Hallo everyone, I'm trying to simulate a free fall-project, from the stratosphere (about 50 km) to the ground. So, in order to conclude an appropriate solution, drag must be put in consideration. I've allready found a proper solution for the Euler-method, but not for the ode45-method. Furthermore I need to put the [vector-]solutions of the acceleration (the differnecial) for every single calculation-step, in the velocity terms, I mean you could realize this one easy, by putting a while-slope in the code, that the steps would repeat itself until completion.
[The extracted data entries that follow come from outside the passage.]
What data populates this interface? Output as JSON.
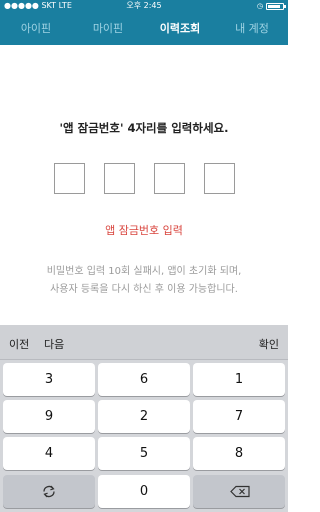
{
  "status_bar": {
    "carrier": "●●●●● SKT  LTE",
    "time": "오후 2:45"
  },
  "tabs": [
    {
      "label": "아이핀",
      "active": false
    },
    {
      "label": "마이핀",
      "active": false
    },
    {
      "label": "이력조회",
      "active": true
    },
    {
      "label": "내 계정",
      "active": false
    }
  ],
  "pin_entry": {
    "prompt": "'앱 잠금번호' 4자리를 입력하세요.",
    "error": "앱 잠금번호 입력",
    "notice_line1": "비밀번호 입력 10회 실패시, 앱이 초기화 되며,",
    "notice_line2": "사용자 등록을 다시 하신 후 이용 가능합니다."
  },
  "keyboard": {
    "prev_label": "이전",
    "next_label": "다음",
    "done_label": "확인",
    "keys": [
      "3",
      "6",
      "1",
      "9",
      "2",
      "7",
      "4",
      "5",
      "8",
      "0"
    ]
  },
  "colors": {
    "header": "#1a7fa0",
    "error": "#d9463f"
  }
}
But now to my issue, I've tried many approches with the ode45-method, but non of those have worked out.
Here my code:
function [a] = Test2
start=[0];
tspan=[0 100];
[t,A] = ode45(@Beschleunigung, tspan, start);
plot(t,A(:,1));
end
function dv = Beschleunigung(t, v)
g = 9.81;
m = 120;
c_w = 0.28;
A = 2.7;
rho = 1.2041;
dt = 0.5;
hi = 40000;
vi = 0;
t = [0];
h = [hi];
v = [vi];
a = [0];
dv = zeros(2,1);
a=dv(1,end);
dv(1,end+1) = g-(1/2*m)*c_w*A*rho*v^2;
v(end+1)=v(end)+dv(1,end)*dt;
h(end+1)=h(end)+v(end)*dt;
t(end+1)=t(end)+dt;
end